The influence of temperature on parts
Typically, materials might be subjected to sequential processes of forging, quenching, heat treatment and cold working in order to tailor mechanical and microstructural properties.
Heat treatments are an essential factor in designing a tailored microstructure when specific properties are expected from a certain part. Take turbine disks in jet engines as an example – the engines usually operate at temperatures over 700°C for civil engines and more than 1,100°C for military engines. The parts must have high mechanical properties at these temperatures and be resistant to corrosion, creep and fatigue fractures.
A certain microstructure is required to achieve these properties, and that microstructure usually requires a series of thermomechanical processes, which means mechanical work followed by heat treatment.
Turbine discs typically undergo two stages of thermomechanical processing. The first is forging and solution heat treatment at temperatures around the solvus temperature of the primary strengthening phase, followed by water or polymer quenching. The second is subsequent heat treatments at lower temperatures to precipitate the secondary and tertiary strengthening phases, which are critical for high-temperature creep resistance.
Here, heat treatment becomes imperative to achieve the desired microstructures. You might ask how certain heat treatments for thermomechanical processing have been proposed for achieving a certain microstructure. Traditionally, this has been based on trial and error. Now, we have a much deeper knowledge and understanding of materials and a significantly stronger power of computation.
This allows someone to predict the thermomechanical properties or heat treatments required to achieve a certain microstructure.

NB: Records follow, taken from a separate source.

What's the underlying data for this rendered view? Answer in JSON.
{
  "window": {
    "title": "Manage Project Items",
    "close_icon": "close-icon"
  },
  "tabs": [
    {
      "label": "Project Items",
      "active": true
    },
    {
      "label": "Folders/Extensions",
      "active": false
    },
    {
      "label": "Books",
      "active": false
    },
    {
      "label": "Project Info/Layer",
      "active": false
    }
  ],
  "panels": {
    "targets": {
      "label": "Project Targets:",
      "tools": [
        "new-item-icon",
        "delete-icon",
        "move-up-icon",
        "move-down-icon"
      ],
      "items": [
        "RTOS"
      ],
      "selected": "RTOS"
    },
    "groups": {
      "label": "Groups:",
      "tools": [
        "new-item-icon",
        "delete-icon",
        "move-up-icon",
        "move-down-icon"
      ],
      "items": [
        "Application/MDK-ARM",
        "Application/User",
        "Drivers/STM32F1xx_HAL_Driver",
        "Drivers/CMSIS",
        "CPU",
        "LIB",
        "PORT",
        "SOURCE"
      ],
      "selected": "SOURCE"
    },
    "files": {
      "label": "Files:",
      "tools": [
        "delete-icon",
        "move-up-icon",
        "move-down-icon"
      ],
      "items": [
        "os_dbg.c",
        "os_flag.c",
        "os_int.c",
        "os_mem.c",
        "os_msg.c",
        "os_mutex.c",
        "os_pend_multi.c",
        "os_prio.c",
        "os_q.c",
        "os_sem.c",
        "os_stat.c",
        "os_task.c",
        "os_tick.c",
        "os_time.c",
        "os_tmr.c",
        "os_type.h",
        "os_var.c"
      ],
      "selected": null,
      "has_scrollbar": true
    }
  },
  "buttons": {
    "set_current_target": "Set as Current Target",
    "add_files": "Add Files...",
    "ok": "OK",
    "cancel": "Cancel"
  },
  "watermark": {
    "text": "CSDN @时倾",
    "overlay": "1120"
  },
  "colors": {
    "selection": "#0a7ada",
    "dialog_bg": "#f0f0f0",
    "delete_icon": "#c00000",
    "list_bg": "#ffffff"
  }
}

Seizing the opportunity to transform the design and manufacture of high value components, it is possible to control microstructure and residual stress through appropriate design of manufacturing process parameters, such as heat treatments. The research challenge is to measure, model and control these processes from microstructure, residual stress and distortion perspectives with the aim of reducing costs, improving productivity and delivering products that are made correctly first time.
A common situation
To use the turbine example, turbine disks should have a microstructure that withstands high temperatures. To get that quality, parts are forged at 980°C, followed by water quenching to room temperature, and then subsequent ageing heat treatments at lower temperatures (e.g. 720°C). The water quenching from the forging temperatures is necessary to generate a sufficient number of nucleation sites for precipitation at a later stage of ageing heat treatment. The nucleation and growth of precipitates during ageing at lower temperatures depends on the cooling rate from the previous stage, which is why it needs quenching (i.e. in water or polymer).
While quenching is extremely important to control the size and distribution of precipitates during ageing heat treatment, it also introduces a significant amount of residual stresses to the point that it creates cracking in some materials. Trying to control and manage this during manufacturing is the challenge.
Doing the technical aspects of materials characterisation in-house can be difficult, particularly for smaller companies that may not have the access to the equipment and expertise required.
Challenges to adaptation and adoption
Most processes, particularly in aerospace, are something of a black art. Manufacturing techniques and methods have typically evolved over the last 100 years, without us ever scrutinising or thoroughly understanding their influence or necessity.
In reality, some of the steps in many processes are not necessary. By reviewing the knowledge about materials and processes, it is possible to consider removing stages to make the process more efficient and economical.
Information that may be useful to help guide this review includes characterising materials over a range of temperatures and identifying the forging and forming and heat treatment characteristics and parameters. This information could then be combined into finite element models to predict material behaviours and properties.
A collaborative approach to finding solutions
Analysing data can help manufacturers and suppliers better understand their products. In turn, they can make informed decisions about their processing, production and assembling methods to produce the best result.
In our view, it is wise for a manufacturer to work with the team who researched the data. This way, it is easy for the manufacturer to interpret the data and use it to design changes to their processes.